Una riflessione a partire da Gn 3, 9-15.20; Ef 1,3-6.11-12; Lc 1, 26-38




     La colpa originale introduce la morte nella vita dell’essere umano e davanti alla domanda “dove sei?” l’essere umano non sa cosa dire perché non è più al suo posto, che non si tratta di fisico, ma di condizione, cioè, non è più in Dio, non è più in comunione con lui. Prima era libero, ora è schiavo; prima sentiva gioia, ora sente solo paura e vergogna. Sono sentimenti che proviamo quando per il peccato rompiamo la comunione con Dio. Anche Dio prova un grande dispiacere con questa realtà. Ma non lascia che sia il male a dire l’ultima parola. Annuncia la vittoria della vita che passa attraverso il sì di una Donna, sua umile serva Maria. In lei ci vediamo meglio, poiché ci viene indicata la nostra vera e nobile vocazione, quella di essere santi e immacolati nell’amore, nella carità.

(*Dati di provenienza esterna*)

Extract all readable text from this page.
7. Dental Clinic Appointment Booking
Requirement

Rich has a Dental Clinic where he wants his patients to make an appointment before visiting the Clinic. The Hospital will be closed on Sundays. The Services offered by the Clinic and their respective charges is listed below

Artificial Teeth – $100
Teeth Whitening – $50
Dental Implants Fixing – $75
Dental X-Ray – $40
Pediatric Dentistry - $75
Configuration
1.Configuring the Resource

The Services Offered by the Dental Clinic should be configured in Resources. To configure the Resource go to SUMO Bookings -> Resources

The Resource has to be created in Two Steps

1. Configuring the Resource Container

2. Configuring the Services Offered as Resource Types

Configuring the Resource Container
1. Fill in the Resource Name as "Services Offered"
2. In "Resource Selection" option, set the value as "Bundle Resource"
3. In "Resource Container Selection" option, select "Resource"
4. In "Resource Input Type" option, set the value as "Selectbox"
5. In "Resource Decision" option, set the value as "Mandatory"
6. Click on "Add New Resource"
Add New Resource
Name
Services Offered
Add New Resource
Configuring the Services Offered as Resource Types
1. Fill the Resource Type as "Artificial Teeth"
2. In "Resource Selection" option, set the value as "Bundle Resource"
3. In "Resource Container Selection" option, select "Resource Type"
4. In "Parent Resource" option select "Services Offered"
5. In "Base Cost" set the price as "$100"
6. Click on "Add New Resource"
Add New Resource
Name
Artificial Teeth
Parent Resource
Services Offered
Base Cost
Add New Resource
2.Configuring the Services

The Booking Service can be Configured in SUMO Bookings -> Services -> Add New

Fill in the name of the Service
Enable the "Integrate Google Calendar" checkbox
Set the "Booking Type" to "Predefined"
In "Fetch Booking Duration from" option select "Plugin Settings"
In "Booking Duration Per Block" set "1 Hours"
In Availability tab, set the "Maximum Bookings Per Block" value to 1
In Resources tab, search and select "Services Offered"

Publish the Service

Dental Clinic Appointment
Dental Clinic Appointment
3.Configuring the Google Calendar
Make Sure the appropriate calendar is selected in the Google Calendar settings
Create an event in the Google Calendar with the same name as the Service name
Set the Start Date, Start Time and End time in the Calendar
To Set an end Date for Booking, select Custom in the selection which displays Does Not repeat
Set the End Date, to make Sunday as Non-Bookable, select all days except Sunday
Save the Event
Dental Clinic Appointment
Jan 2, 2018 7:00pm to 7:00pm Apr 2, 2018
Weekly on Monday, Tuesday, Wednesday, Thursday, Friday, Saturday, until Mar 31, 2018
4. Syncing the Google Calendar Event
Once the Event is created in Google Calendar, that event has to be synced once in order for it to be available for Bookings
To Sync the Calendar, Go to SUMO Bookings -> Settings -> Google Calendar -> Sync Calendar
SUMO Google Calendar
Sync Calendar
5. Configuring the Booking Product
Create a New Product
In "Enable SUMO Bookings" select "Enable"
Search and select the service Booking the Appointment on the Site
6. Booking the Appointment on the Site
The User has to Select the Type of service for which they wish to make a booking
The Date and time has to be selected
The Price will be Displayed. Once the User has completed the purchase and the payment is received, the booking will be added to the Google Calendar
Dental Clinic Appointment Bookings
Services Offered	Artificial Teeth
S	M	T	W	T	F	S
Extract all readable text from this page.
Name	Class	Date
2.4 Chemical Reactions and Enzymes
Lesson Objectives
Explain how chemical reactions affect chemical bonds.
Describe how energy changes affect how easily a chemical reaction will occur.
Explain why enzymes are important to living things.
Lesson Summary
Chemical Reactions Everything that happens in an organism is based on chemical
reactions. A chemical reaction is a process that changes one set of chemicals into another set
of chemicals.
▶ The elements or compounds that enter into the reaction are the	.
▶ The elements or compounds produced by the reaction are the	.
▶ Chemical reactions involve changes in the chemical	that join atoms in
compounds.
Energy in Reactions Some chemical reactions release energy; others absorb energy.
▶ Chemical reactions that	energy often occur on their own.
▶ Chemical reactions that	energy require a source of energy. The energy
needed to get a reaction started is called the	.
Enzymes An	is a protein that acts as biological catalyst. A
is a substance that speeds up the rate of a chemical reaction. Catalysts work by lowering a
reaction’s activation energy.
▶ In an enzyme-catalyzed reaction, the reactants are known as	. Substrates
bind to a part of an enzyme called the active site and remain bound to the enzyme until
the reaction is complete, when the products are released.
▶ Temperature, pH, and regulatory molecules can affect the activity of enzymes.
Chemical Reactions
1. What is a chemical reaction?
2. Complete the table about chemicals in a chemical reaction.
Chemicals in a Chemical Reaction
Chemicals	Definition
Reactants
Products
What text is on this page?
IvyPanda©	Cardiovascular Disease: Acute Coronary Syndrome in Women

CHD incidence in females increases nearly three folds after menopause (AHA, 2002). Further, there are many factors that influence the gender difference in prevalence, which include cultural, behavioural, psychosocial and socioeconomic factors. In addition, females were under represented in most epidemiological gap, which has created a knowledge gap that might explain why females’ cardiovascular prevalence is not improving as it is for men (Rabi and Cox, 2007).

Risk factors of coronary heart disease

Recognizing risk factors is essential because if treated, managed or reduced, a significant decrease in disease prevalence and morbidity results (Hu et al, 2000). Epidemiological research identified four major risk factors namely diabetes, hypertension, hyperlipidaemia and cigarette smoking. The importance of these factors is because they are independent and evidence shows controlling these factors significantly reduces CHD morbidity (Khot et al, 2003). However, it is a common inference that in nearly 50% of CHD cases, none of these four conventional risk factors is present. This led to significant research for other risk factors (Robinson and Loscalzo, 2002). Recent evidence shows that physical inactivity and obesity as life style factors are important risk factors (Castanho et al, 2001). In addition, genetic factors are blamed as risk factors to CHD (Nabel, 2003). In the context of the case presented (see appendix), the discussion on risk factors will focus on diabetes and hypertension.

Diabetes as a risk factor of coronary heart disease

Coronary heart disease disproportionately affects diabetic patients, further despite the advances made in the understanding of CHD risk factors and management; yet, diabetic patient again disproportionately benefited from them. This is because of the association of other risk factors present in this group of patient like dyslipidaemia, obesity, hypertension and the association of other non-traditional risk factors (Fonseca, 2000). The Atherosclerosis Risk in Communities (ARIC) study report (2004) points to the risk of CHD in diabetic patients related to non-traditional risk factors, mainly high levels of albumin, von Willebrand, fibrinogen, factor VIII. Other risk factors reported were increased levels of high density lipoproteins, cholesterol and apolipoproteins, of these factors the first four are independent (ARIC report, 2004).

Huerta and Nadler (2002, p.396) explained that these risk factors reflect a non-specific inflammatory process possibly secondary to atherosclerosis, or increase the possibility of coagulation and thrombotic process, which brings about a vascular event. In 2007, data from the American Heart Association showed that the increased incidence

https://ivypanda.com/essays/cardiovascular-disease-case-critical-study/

    I tempi messianici iniziano con uno invito alla gioia: “Rallegrati, piena di grazia!” Dire piena di grazia richiama anzitutto a un dono, vale a dire, Maria è stata ricolmata di grazia, cioè, è la creatura umana che Dio ha plasmata in modo perfetto e questa è la ragione della sua gioia: il dono che Dio le ha fatto. Nella sua umile serva, Dio offre a tutti il modello cui l’umanità è chiamata: “Ti lodo, ti rendo grazia, Signore, tu mi hai fatto come un prodigio” (Sl 139).

    Allo stesso tempo Maria rimane turbata, ma non ha paura. Ha soltanto il sacro timore dinanzi alla misteriosa realtà di Dio, “è il sentimento che invade tanto più la creatura quanto più essa è pura. Nella sua umiltà perfetta, Maria comprende tre cose: la grandezza della missione ricevuta, la gratuità del dono, la sproporzione tra la propria piccolezza e l’onnipotenza divina”. Ma si tratta di un’onnipotenza che si fa vicinanza e riempie di senso e di gioia la nostra quotidianità.

    La festa dell’Immacolata ci parla dell’innocenza assoluta di Maria come un mistero di gioia e di grazia al quale siamo chiamati anche noi. Ci sono alcune immagini che la Sacra Scrittura usa per parlare di questa realtà: Nell’Antico Testamento, per esempio, abbiamo l’espressione “vesti di salvezza”; nel Nuovo, si tratta dell’abito reso candido dal sangue dell’agnello. Maria prova questa realtà ancor prima della sua nascita. Anche noi la proviamo quando riceviamo il battesimo.

    Il Padre ha come battezzata Maria in anticipo nel mistero della morte e della risurrezione di Cristo per presentarla tutta bella, tutta donata. Non tutta estranea alla nostra umanità, ma una di noi e ciò che siamo chiamati ad essere. Ecco perché il Concilium Vaticano II attraverso la Lumen Gentium la chiama di “Immagine della Chiesa realizzata”. Il nostro amore per la Madonna sostanzialmente si deve concretizzare nel desiderio di vivere profondamente il suo mistero, quello di essere tutta di Dio, tutta affidata a Lui, facendo del nostro cuore una piccola Nazareth e della nostra vita un pezzetto di terra in cui il seme del Verbo possa accadere serenamente, esservi accolto generosamente, germinare timidamente e fiorire in tutta la sua bellezza.